Before the proposed marriage of Ticketmaster and Live Nation, Azoff devised a strategy code-named “Project Showtime,” a scheme that would offer premium seating directly to scalpers, and in return, all parties involved would split the profits. The deal would have seen 70% of the proceeds from the inflated sale price of the scalped tickets divided among Ticketmaster, the band and their reps while the brokers would keep the remaining 30%, the Wall Street Journal reported.
The idea was to simply to thwart their emerging rival, Live Nation. Live Nation had once been Ticketmaster’s biggest client, until Nation announced they were launching their own in-house ticketing service. Their emergence into the ticketing market posed a serious threat for all in the ticketing business, thus the creation of Irving’s devious plan, “Project Showtime.”

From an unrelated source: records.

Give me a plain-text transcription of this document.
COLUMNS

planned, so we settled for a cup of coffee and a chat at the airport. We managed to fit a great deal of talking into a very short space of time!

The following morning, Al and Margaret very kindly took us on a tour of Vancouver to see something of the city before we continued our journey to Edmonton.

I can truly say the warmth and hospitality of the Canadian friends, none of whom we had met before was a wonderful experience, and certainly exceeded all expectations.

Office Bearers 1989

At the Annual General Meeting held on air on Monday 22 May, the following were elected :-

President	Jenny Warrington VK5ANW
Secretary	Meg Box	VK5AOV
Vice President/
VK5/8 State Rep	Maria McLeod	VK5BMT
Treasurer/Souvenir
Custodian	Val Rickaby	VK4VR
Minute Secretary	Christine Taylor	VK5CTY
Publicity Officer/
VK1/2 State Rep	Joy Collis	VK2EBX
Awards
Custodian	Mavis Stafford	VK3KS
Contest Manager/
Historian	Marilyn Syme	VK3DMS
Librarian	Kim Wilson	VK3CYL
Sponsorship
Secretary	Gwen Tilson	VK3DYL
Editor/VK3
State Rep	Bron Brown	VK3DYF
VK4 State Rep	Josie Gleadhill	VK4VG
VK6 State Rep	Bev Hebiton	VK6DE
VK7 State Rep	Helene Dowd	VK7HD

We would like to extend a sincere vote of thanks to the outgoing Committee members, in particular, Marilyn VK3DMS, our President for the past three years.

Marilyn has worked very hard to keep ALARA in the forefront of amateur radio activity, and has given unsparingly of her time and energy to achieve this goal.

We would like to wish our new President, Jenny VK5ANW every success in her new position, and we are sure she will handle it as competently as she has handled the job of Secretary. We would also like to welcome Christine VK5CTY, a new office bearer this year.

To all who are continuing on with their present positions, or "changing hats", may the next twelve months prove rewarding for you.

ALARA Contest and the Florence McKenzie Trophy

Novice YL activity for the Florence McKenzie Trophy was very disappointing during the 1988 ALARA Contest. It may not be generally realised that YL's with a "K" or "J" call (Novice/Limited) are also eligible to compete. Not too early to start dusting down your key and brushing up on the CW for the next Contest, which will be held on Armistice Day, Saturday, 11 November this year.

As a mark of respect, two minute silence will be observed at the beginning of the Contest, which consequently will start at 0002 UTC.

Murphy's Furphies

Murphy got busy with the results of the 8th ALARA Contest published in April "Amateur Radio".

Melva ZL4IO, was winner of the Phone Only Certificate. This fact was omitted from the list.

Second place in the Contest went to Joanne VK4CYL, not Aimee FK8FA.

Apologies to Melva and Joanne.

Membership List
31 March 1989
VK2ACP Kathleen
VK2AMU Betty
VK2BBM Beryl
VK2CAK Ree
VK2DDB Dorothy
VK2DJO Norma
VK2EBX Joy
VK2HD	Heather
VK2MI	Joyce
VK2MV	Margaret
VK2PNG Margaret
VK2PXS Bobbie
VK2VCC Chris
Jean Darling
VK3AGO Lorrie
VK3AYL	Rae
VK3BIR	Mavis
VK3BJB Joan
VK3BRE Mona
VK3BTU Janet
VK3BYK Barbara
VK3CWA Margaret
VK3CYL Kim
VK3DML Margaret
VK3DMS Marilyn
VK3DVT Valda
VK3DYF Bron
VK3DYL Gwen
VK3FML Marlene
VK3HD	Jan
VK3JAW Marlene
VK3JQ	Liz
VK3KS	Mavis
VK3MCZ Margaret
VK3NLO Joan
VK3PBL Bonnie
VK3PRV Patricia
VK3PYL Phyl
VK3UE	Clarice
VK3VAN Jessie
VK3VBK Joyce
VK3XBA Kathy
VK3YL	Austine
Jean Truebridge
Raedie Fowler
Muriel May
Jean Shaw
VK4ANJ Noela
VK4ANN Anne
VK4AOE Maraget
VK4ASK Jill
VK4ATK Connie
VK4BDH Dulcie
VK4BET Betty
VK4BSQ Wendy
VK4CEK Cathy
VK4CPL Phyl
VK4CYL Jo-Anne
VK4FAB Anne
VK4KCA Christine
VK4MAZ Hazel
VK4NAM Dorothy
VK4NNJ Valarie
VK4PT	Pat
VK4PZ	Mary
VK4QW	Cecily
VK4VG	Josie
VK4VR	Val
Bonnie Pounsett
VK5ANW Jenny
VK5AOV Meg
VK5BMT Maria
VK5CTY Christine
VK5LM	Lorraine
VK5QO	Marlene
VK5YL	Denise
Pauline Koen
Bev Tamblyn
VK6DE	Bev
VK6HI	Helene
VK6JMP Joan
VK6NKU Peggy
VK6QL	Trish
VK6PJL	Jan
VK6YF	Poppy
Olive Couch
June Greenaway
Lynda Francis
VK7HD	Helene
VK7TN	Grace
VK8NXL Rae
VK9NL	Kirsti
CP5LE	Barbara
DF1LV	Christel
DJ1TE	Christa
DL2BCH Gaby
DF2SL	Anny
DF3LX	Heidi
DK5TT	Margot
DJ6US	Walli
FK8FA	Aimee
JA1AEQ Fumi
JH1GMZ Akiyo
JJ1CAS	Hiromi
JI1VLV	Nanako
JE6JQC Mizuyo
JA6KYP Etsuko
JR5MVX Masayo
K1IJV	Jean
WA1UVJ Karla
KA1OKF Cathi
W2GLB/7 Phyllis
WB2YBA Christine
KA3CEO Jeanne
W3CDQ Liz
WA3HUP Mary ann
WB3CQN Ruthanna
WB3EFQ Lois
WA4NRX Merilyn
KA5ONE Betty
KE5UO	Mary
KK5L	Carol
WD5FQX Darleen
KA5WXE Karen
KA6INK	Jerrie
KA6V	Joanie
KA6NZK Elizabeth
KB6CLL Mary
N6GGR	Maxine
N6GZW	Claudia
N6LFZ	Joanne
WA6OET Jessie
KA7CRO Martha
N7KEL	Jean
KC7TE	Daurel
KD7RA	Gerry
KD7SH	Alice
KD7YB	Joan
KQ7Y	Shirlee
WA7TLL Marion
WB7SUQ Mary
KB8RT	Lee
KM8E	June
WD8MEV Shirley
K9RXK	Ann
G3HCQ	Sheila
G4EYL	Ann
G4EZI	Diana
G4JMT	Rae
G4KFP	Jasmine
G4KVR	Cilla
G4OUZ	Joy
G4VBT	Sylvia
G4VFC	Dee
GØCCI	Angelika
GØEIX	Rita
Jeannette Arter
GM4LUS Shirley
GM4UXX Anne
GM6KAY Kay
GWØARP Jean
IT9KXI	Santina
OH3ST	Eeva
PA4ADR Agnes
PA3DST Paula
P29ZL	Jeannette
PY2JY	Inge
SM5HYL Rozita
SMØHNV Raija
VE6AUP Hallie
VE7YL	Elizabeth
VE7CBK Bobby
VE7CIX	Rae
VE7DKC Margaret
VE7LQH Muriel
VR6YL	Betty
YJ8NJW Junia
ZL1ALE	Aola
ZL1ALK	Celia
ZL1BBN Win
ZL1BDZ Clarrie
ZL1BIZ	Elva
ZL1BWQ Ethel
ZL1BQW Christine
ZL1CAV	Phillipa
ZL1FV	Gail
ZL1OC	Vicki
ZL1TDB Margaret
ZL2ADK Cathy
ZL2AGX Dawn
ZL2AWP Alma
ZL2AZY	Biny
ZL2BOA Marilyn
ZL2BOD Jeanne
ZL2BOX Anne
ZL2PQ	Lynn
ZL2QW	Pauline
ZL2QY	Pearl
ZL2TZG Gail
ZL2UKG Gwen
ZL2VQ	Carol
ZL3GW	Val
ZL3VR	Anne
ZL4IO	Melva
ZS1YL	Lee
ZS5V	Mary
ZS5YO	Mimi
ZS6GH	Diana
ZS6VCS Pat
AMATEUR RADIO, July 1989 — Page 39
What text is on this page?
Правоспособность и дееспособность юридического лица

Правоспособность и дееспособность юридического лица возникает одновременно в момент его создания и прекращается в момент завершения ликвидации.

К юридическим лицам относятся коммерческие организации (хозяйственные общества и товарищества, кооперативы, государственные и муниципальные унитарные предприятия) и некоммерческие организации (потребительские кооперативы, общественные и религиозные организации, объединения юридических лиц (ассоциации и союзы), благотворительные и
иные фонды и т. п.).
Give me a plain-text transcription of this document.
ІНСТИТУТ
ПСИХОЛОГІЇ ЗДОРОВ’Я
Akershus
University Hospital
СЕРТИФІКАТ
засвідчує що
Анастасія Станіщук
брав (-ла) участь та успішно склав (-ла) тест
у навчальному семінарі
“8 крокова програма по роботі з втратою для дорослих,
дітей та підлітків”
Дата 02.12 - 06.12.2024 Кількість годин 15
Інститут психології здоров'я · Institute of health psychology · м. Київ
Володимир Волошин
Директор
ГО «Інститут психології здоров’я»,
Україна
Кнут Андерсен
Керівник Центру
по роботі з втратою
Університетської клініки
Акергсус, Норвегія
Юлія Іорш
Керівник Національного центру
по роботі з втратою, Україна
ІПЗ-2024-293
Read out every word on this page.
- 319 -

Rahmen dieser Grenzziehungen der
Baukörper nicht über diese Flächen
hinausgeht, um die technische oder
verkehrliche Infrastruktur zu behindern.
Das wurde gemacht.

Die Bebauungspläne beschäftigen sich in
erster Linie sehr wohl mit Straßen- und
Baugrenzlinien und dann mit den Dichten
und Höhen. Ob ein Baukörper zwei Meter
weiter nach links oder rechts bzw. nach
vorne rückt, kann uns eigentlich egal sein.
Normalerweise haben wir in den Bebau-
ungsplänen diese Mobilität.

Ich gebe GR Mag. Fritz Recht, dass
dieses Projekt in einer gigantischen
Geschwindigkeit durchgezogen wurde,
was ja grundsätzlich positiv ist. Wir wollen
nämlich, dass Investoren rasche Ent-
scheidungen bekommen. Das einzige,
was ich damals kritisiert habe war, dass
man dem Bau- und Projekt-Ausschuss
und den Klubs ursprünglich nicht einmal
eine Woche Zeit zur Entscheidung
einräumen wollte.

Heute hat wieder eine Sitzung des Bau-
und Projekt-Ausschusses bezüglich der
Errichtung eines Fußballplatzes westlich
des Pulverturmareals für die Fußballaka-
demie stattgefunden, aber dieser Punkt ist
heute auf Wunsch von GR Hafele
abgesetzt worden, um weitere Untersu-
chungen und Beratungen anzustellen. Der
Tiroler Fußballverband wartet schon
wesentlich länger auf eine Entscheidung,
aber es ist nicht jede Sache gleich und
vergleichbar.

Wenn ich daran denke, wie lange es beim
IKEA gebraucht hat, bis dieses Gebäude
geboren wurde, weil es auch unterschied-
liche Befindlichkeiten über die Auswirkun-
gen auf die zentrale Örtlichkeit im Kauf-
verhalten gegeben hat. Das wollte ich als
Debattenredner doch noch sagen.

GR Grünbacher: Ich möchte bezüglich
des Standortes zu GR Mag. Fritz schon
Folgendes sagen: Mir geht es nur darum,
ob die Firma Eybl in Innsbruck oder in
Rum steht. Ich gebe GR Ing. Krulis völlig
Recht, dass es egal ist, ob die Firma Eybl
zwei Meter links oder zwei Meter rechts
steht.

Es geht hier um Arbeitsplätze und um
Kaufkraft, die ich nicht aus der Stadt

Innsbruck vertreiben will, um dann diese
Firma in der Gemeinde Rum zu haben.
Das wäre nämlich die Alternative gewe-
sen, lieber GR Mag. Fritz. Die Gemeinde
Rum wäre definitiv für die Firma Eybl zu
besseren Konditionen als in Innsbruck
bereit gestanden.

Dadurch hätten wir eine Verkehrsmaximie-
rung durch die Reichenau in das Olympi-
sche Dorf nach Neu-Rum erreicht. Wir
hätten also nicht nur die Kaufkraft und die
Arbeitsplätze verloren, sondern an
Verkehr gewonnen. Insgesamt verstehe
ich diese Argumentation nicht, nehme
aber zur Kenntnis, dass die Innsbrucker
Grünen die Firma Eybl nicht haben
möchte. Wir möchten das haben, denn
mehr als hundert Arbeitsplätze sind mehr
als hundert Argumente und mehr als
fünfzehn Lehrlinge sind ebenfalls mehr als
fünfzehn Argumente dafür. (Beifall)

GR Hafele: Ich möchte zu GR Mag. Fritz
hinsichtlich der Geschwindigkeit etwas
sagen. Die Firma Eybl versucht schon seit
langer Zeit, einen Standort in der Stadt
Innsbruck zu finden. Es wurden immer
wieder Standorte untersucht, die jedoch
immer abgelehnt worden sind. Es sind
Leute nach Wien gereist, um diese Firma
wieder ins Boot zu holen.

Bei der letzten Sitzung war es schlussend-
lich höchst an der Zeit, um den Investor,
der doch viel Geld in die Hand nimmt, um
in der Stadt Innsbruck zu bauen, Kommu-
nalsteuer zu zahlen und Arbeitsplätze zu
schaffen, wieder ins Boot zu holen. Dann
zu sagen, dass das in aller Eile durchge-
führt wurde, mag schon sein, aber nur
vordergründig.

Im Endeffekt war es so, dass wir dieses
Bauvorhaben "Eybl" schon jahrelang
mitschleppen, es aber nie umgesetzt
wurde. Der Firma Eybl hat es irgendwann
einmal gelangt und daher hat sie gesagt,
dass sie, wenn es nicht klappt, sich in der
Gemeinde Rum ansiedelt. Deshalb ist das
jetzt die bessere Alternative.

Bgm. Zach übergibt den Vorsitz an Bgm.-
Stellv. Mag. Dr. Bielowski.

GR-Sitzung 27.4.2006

Now, Rep. Pascrell is calling attention to Mr. Azoff’s false statement.
"In February, the CEO of Ticketmaster, Irving Azoff, stood before two Congressional committees and stated that he’d like to see the secondary market eliminated. Mr. Azoff assured us that, had he been CEO at the time, Ticketmaster would never have purchased TicketsNow nor would the company have attempted to profit from online scalping,” said Pascrell.
“Once again Ticketmaster has been caught saying one thing in public and another in the boardroom," he added.
Pascrell, an open critic to the Ticketmaster/Live Nation merger, has his own solution to this ticketing mess in the form of legislation. Pascrell has proposed "The BOSS ACT" that would regulate secondary and concert ticketing. The acronym for the bill, H.R. 2669, stands for Better Oversight of Secondary Sales and Accountability in Concert Ticketing Act.
Ticketmaster and Live Nation have both refused to comment.